Plasmids as AMR vectors. MRC GW4 BioMed DTP PhD studentship 2025/26

University of Exeter

About the Project

About the GW4 BioMed2 Doctoral Training Partnership

The partnership brings together the Universities of Bath, Bristol, Cardiff (lead) and Exeter to develop the next generation of biomedical researchers. Students will have access to the combined research strengths, training expertise and resources of the four research-intensive universities, with opportunities to participate in interdisciplinary and ‘team science’. The DTP already has over 90 studentships over 6 cohorts in its first phase, along with 58 students over 3 cohorts in its second phase.

Project Information

Research Theme:

Infection, Immunity, Antimicrobial Resistance & Repair

Summary

Antimicrobial resistance (AMR) is rising to dangerously high levels causing a global health crisis. To develop strategies to combat AMR, we need to know how AMR genes are spreading. Plasmids as ubiquitous mobile genetic elements are key players of AMR spread. Antibiotics make carry AMR plasmids beneficial to their bacterial hosts and therefore drive plasmid prevalence and evolution. This project will investigate the evolution of highly transmissible AMR plasmids that can spread resistance within and between microbiomes. This will be done by targeted experiments and investigations of complex microbiomes using plasmid genomics and network analysis.

Project Description

The widespread use of antibiotics in clinical and agricultural settings has resulted in the rapid evolution and spread of antibiotic resistance causing a major health crisis (1). Bacteria can gain resistance to antibiotics through mutations or by taking up resistance genes (2). Plasmids play a key role in the spread of antimicrobial resistance (AMR) genes (3) because of their ability to transfer between different bacteria (4). The range of different bacterial hosts that plasmids interact with, i.e. plasmid generalism, is therefore crucial for the spread of AMR. There is evidence that antibiotic pressure can enhance plasmid generalism and this may not only facilitate the spread of the AMR genes under selection, but also may allow additional AMR genes to hitchhike along with the generalist plasmids (5). This could then lead to the spread of multi-drug resistant plasmids throughout microbial communities and, more worryingly, between environmental, agricultural and clinical microbiomes, a threat acknowledged in the OneHealth concept (2). AMR plasmid spread could be mitigated if plasmid generalism is a transient effect, reducing when antibiotic selection is lowered. However, it is unclear if this is the case. Plasmids can evolve incredibly quickly (6), and continued exposure to multiple hosts may lead to the evolution of

plasmids that are even more successful at transmitting within microbiomes (7). Exposure to even a single antibiotic may lead to the evolution of plasmids that are highly infectious vectors of AMR genes in general.

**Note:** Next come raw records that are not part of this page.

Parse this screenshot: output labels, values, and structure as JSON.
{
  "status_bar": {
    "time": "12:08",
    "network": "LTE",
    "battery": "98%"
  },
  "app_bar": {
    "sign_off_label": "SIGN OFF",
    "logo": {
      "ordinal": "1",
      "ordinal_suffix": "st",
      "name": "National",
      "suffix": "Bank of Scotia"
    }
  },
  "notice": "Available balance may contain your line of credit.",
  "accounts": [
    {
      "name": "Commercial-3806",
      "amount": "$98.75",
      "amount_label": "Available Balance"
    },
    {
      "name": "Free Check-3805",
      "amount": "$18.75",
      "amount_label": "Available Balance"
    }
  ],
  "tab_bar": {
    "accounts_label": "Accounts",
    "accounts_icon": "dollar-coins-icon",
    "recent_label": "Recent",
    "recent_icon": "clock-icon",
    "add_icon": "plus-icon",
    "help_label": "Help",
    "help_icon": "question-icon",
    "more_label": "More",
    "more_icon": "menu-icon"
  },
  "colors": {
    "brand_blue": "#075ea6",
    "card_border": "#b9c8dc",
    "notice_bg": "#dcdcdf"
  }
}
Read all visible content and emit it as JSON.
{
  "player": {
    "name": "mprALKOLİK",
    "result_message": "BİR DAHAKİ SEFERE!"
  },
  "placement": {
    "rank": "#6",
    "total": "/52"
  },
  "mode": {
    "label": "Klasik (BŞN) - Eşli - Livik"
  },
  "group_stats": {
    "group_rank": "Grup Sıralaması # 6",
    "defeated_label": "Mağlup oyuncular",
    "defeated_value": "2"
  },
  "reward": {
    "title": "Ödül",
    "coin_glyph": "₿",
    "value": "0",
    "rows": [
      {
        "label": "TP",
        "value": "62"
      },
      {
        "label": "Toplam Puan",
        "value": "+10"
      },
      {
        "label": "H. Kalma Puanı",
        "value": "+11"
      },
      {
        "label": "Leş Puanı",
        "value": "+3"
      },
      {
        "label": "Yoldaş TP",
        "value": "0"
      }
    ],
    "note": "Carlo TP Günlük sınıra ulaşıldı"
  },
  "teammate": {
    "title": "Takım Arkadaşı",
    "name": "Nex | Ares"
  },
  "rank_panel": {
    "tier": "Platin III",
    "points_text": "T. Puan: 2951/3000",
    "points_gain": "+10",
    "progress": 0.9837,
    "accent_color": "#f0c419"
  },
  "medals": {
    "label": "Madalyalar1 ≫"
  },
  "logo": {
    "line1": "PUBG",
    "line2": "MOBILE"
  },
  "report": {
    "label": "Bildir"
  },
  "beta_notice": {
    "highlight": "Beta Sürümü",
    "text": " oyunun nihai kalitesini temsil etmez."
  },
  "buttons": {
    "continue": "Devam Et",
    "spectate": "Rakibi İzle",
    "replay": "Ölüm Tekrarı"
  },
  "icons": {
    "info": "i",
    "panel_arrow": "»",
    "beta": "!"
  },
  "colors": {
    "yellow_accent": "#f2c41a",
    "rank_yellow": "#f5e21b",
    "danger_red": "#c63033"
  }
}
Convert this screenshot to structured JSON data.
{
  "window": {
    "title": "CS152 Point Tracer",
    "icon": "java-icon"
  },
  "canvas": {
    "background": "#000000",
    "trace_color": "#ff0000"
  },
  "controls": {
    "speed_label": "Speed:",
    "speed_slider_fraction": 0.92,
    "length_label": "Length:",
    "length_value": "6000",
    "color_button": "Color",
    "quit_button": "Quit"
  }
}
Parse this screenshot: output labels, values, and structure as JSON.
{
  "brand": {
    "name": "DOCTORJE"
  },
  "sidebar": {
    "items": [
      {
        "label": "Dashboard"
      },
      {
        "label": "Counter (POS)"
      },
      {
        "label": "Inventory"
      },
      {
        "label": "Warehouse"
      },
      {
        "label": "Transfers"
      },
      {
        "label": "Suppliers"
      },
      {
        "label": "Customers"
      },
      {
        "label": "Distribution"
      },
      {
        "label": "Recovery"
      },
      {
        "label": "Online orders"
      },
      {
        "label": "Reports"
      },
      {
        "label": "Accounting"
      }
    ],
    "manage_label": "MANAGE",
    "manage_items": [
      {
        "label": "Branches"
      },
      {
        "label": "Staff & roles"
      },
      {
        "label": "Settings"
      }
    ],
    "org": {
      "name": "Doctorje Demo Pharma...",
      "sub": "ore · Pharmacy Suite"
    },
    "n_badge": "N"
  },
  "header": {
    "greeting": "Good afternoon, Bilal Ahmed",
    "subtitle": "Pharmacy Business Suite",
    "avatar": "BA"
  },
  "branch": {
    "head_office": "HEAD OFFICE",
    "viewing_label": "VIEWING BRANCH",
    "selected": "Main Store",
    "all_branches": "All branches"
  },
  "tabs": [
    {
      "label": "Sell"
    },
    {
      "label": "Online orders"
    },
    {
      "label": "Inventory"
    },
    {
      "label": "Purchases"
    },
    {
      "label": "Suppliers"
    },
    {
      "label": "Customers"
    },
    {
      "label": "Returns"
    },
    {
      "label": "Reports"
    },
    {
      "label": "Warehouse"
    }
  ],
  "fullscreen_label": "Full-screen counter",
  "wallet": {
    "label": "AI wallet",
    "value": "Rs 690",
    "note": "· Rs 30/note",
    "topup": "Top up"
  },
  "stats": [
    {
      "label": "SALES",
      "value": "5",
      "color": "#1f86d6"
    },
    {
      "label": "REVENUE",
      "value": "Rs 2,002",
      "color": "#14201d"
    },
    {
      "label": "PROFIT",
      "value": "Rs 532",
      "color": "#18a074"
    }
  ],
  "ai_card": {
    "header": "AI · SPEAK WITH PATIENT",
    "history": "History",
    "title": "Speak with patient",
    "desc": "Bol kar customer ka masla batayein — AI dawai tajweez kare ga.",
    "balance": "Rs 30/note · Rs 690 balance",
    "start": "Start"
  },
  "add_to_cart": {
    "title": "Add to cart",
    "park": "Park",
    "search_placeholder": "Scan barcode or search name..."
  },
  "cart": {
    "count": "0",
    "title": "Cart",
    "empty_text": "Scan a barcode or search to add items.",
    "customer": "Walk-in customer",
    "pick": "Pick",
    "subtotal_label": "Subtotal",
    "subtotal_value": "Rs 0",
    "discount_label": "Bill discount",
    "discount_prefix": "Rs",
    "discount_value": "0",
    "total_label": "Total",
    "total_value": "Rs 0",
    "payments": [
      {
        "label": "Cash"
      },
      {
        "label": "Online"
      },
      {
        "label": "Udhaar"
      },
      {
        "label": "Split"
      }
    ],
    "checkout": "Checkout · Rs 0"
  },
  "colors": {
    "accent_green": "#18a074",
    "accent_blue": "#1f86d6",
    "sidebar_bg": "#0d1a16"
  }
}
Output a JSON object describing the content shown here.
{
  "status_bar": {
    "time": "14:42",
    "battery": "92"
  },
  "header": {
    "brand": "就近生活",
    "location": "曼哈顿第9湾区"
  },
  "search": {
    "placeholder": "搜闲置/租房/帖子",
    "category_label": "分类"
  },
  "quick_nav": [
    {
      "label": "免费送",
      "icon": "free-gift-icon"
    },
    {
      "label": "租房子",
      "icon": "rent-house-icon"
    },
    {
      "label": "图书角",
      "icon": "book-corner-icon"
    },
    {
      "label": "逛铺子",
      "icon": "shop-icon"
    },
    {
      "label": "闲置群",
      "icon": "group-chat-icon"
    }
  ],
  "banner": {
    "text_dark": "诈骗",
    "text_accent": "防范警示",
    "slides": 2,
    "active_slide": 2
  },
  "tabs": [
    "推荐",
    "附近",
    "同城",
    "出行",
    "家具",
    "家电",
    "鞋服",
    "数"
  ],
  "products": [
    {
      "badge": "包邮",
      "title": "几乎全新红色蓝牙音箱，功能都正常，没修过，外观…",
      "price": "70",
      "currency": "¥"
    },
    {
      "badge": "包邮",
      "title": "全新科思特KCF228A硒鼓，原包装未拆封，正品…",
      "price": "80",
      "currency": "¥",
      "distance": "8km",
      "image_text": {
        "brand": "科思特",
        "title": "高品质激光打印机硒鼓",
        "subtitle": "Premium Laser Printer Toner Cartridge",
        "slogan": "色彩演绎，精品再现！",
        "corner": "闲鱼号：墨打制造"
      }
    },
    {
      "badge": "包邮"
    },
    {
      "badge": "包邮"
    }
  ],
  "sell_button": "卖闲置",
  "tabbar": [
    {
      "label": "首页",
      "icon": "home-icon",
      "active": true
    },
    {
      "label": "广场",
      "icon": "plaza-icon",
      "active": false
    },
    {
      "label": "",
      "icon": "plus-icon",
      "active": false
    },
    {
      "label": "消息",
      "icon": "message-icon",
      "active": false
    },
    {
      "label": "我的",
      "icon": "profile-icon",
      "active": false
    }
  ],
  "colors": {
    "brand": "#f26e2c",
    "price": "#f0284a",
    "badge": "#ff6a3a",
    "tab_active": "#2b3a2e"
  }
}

This project aims to determine how plasmids become transmissible AMR vectors. It will be experimentally tested how environmentally relevant antibiotic exposure regimes shape plasmid generalism and determine the molecular/functional changes on the plasmid. The project will further investigate the spread of AMR plasmids in complex communities (host-plasmid networks) and to pathogens combined with theoretical modelling.